Spanner supports non-blocking atomic schema changes (compare: bigtable supports atomic schema changes, but they block other transactions)
Assign the schema change transaction a future timestamp
Reads and writes that depend on the schema synchronize with the registered schema change timestamp
- These proceed if their timestamp < schema change timestamp
- Else they wait

Evaluation

What to measure?

Replication, Transactions and Availability

How to measure?

Standard config for spanservers, clients on different machines
Operations: read/write of 4KB
Reads were done in-memory after a compaction to ensure only Spanner’s callstack overhead is measured
- Warm read done to ensure warmed up location caches
Availability evaluations
- Measure impact on throughput in the face of failure
- 5 zones each with 25 span servers. Test DB shared into 1250 paxos groups. 100 test clients issued non-snapshot reads at 50k reads/s
- 5s into each test, kill one zone
- non leader kills Z2, leader hard-kills Z1, leader soft-kills Z1

Conclusion

The paper doesn’t explicitly mention the pains with Bigtable’s schema management. Note that Bigtable provides a lexicographically sorted map of key-value like (row, column-family:qualifier, timestamp) -> value. Spanner improves upon this by providing locality hierarchical tables. This is awesome because multiple applications can store their data with a per-user or a per-usecase sharding mechanism. E.g. both Liked Youtube videos and Starred GMail entries for the user available on the same shard could enable cool data mashups. Second, the benefits of data locality extend to low latency lookups etc.

It is interesting to see how the mental model has changed since GFS. Bigtable treated GFS as a simple file store for a cluster. Spanner treats the equivalent of Bigtable as a zone while it operates at the scope of an universe (multiple zones). Additionally the use cases have gradually changes from batch workloads to low latency systems and finally globally replicated consistent systems.

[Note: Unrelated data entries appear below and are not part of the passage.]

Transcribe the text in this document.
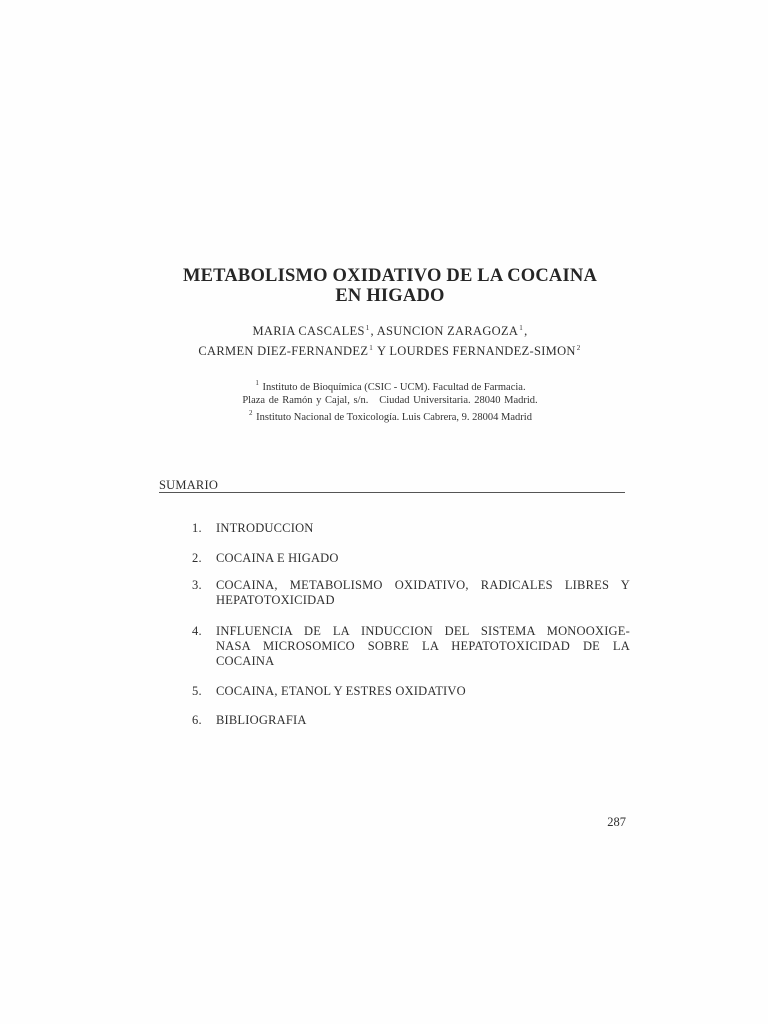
METABOLISMO OXIDATIVO DE LA COCAINA
EN HIGADO
MARIA CASCALES$^1$, ASUNCION ZARAGOZA$^1$,
CARMEN DIEZ-FERNANDEZ$^1$ Y LOURDES FERNANDEZ-SIMON$^2$
$^1$ Instituto de Bioquímica (CSIC - UCM). Facultad de Farmacia.
Plaza de Ramón y Cajal, s/n.   Ciudad Universitaria. 28040 Madrid.
$^2$ Instituto Nacional de Toxicología. Luis Cabrera, 9. 28004 Madrid
SUMARIO
1.	INTRODUCCION
2.	COCAINA E HIGADO
3.	COCAINA, METABOLISMO OXIDATIVO, RADICALES LIBRES Y
HEPATOTOXICIDAD
4.	INFLUENCIA DE LA INDUCCION DEL SISTEMA MONOOXIGE-
NASA MICROSOMICO SOBRE LA HEPATOTOXICIDAD DE LA
COCAINA
5.	COCAINA, ETANOL Y ESTRES OXIDATIVO
6.	BIBLIOGRAFIA
287
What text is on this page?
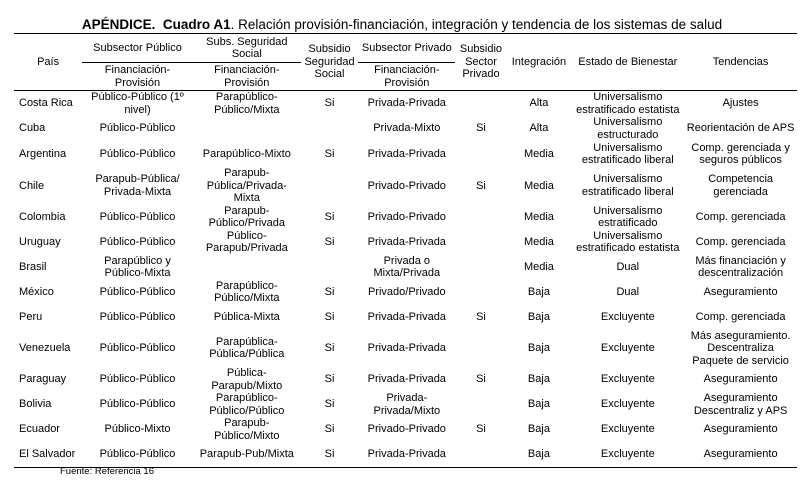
APÉNDICE. Cuadro A1. Relación provisión-financiación, integración y tendencia de los sistemas de salud
País	Subsector Público	Subs. Seguridad Social	Subsidio Seguridad Social	Subsector Privado	Subsidio Sector Privado	Integración	Estado de Bienestar	Tendencias
	Financiación-Provisión	Financiación-Provisión		Financiación-Provisión				
Costa Rica	Público-Público (1º nivel)	Parapúblico-Público/Mixta	Si	Privada-Privada		Alta	Universalismo estratificado estatista	Ajustes
Cuba	Público-Público			Privada-Mixto	Si	Alta	Universalismo estructurado	Reorientación de APS
Argentina	Público-Público	Parapúblico-Mixto	Si	Privada-Privada		Media	Universalismo estratificado liberal	Comp. gerenciada y seguros públicos
Chile	Parapub-Pública/ Privada-Mixta	Parapub-Pública/Privada-Mixta		Privado-Privado	Si	Media	Universalismo estratificado liberal	Competencia gerenciada
Colombia	Público-Público	Parapub-Público/Privada	Si	Privado-Privado		Media	Universalismo estratificado	Comp. gerenciada
Uruguay	Público-Público	Público-Parapub/Privada	Si	Privada-Privada		Media	Universalismo estratificado estatista	Comp. gerenciada
Brasil	Parapúblico y Público-Mixta			Privada o Mixta/Privada		Media	Dual	Más financiación y descentralización
México	Público-Público	Parapúblico-Público/Mixta	Si	Privado/Privado		Baja	Dual	Aseguramiento
Peru	Público-Público	Pública-Mixta	Si	Privada-Privada	Si	Baja	Excluyente	Comp. gerenciada
Venezuela	Público-Público	Parapública-Pública/Pública	Si	Privada-Privada		Baja	Excluyente	Más aseguramiento. Descentraliza Paquete de servicio
Paraguay	Público-Público	Pública-Parapub/Mixto	Si	Privada-Privada	Si	Baja	Excluyente	Aseguramiento
Bolivia	Público-Público	Parapúblico-Público/Público	Si	Privada-Privada/Mixto		Baja	Excluyente	Aseguramiento Descentraliz y APS
Ecuador	Público-Mixto	Parapub-Público/Mixto	Si	Privado-Privado	Si	Baja	Excluyente	Aseguramiento
El Salvador	Público-Público	Parapub-Pub/Mixta	Si	Privada-Privada		Baja	Excluyente	Aseguramiento
Fuente: Referencia 16
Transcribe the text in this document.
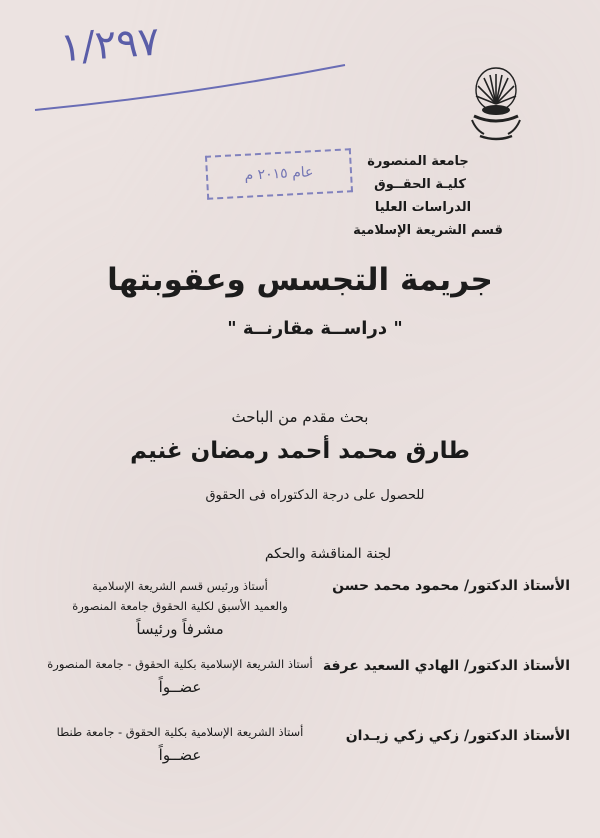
١/٢٩٧
عام ٢٠١٥ م
جامعة المنصورة
كليـة الحقــوق
الدراسات العليا
قسم الشريعة الإسلامية
جريمة التجسس وعقوبتها
" دراســة مقارنــة "
بحث مقدم من الباحث
طارق محمد أحمد رمضان غنيم
للحصول على درجة الدكتوراه فى الحقوق
لجنة المناقشة والحكم
الأستاذ الدكتور/ محمود محمد حسن
أستاذ ورئيس قسم الشريعة الإسلامية
والعميد الأسبق لكلية الحقوق جامعة المنصورة
مشرفاً ورئيساً
الأستاذ الدكتور/ الهادي السعيد عرفة
أستاذ الشريعة الإسلامية بكلية الحقوق - جامعة المنصورة
عضــواً
الأستاذ الدكتور/ زكي زكي زيـدان
أستاذ الشريعة الإسلامية بكلية الحقوق - جامعة طنطا
عضــواً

SQL is too awesome to leave behind. Most data storage systems end up building an abstraction to support the query language even if they have dropped the ACID notion.

Externally consistent writes are a key contribution of this paper. One of the key insights for me was reducing the challenge of consistency to be based on safe timestamps and a set of invariants that the system maintains. Second, the idea of Client driving a two phase commit is quite interesting. It simplifies the worst case drastically, failure at client implies retry, no inconsistencies in the server state.